I think perhaps the Airport Security wanted some nice fresh coffee.


----------



## profondoblu (May 8, 2014)

On the lines of this, anyone taken a hand grinder through airport security, I'm flying from glasgow to gatwick to go home for the weekend and wanna take my porlex home!

James I take it you work offshore? I'm just beginning my journey into the world of proper coffee and working away also I'll be looking to find ways of having decent coffee whilst away.


----------



## Mike mc (Apr 10, 2012)

profondoblu said:


> On the lines of this, anyone taken a hand grinder through airport security, I'm flying from glasgow to gatwick to go home for the weekend and wanna take my porlex home!
> 
> James I take it you work offshore? I'm just beginning my journey into the world of proper coffee and working away also I'll be looking to find ways of having decent coffee whilst away.


Interested to the responses to this.as I will be frequenting Spain on average of 6 times a year I'm contemplating buying a hausgrind to take over with my for a pour over etc in the mornings.

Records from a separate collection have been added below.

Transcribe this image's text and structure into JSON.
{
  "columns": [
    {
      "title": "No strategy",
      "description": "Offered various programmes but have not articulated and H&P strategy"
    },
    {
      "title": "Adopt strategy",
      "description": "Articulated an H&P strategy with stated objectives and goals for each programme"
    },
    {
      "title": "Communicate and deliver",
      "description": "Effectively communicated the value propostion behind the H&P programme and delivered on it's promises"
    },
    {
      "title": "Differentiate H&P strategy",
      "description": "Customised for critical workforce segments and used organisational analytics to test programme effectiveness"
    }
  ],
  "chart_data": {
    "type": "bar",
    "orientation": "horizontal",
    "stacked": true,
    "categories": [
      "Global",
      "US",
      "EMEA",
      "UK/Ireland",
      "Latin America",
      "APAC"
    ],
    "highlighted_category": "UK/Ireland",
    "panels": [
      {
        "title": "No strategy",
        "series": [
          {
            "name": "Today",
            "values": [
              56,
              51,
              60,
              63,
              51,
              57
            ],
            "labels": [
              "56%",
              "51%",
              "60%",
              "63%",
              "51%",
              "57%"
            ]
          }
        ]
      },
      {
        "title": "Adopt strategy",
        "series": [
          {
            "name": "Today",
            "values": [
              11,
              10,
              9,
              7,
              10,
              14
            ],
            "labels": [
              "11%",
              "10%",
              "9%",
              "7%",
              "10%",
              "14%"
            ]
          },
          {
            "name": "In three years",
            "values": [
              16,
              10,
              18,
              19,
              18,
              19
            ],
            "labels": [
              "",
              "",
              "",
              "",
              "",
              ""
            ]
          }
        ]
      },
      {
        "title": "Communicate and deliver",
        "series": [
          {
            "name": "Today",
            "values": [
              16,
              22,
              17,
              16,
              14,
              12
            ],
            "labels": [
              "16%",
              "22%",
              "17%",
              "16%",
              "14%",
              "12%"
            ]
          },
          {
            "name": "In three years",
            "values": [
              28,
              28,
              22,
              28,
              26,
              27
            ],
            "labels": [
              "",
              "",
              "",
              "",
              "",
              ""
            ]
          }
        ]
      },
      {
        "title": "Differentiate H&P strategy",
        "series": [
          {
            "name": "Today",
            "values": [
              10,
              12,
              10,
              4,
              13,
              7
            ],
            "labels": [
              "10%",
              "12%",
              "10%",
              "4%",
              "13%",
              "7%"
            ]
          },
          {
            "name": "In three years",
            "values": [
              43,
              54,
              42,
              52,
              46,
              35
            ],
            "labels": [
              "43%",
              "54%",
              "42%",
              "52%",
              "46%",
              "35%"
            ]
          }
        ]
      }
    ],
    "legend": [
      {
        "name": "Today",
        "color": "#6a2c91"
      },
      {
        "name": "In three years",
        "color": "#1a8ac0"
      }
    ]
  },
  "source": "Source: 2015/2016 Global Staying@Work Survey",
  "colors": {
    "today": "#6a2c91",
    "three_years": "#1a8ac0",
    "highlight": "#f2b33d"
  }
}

I generally only take hand luggage thou and would be gutted if I couldn't fly out with it and ended up loosing the grinder to security


----------



## origmarm (Mar 7, 2012)

I've taken my porlex a few times. I've taken it in hold baggage 3 times and hand luggage once. The hold baggage would appear to be no issue, although I did get the note from TSA in the USA one of the three times saying they had opened the bag so I suspect this is why. I've taken it to Spain, Portugal and the USA without issue. The one time I took it in hand luggage (Edinburgh) I nearly had it taken off me, not unsurprising thinking about it for something that basically looks like a pipe bomb on a scanner. The security people were not impressed at my sparking a mini-panic but reneged and let me keep it.


----------



## jeebsy (May 5, 2013)

Could you not pre empt that and take it out before your bag goes through?


----------



## profondoblu (May 8, 2014)

I might have a try this weekend, I'll let you know how I get on 'gulp'


----------



## origmarm (Mar 7, 2012)

jeebsy said:


> Could you not pre empt that and take it out before your bag goes through?

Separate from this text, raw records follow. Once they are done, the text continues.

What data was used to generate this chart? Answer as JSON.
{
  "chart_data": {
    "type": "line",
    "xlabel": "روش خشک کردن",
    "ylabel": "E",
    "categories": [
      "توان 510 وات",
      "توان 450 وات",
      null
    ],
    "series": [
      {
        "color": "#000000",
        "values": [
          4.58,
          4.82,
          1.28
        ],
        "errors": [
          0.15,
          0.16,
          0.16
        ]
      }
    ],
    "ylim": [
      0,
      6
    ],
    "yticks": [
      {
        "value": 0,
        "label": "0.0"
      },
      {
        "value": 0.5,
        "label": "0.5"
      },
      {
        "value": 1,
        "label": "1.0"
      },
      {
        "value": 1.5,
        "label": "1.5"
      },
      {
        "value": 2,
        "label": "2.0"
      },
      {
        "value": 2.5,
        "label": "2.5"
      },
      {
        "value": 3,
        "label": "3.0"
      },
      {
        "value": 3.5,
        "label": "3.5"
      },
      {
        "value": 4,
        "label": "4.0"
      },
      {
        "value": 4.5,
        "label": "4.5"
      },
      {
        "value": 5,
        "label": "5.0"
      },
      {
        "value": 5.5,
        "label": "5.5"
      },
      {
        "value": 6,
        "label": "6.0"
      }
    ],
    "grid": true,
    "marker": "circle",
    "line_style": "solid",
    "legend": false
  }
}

I think next time I certainly would! With hindsight it wasn't the smartest thing but I didn't really think it through. Overall I'd still be nervous about taking it frankly.


----------



## profondoblu (May 8, 2014)

Took my porlex from glasgow to gatwick and back this weekend, I just left in in my hand luggage through the scanner and it didn't get questioned either end!


----------



## twistywizard (Sep 3, 2012)

Had a hand grinder on Carry on 4 times now. Flown from Bournemouth, Bristol and Heathrow without issue. Didn't even want to look it. If an airport scanner thinks it looks like a Pipe bomb he needs to be retrained. For a start on there machine the colour showing up would be completely wrong.


----------



## froggystyle (Oct 30, 2013)

Didnt someone recently bring a HG one back from the states in hand luggage ?


----------



## coffeechap (Apr 5, 2012)

I had one as hold luggage, think the box is too big for hand luggage


----------



## Gangstarrrrr (Mar 4, 2013)

froggystyle said:


> Didnt someone recently bring a HG one back from the states in hand luggage ?


That'd be me. Got pulled aside but the TSA agent waved me on my way after I explained. She was somewhat bemused!


----------



## froggystyle (Oct 30, 2013)

Boom, knew it was someone.


----------



## Glenn (Jun 14, 2008)

The Mile High Aeropress Club has plenty of members who take their grinder and beans onboard aircraft (for those who fly commercial airlines often)

Appreciate that the heli situation is different as a private enterprise


----------



## froggystyle (Oct 30, 2013)

Off to Tenerife and Dusseldorf later this year, reckon i need to invest in a hand grinder now...


----------



## origmarm (Mar 7, 2012)

As an update took a Porlex through EDI last week without issue so the incident above seems to have been a one off which would fit with twisty's comment above


----------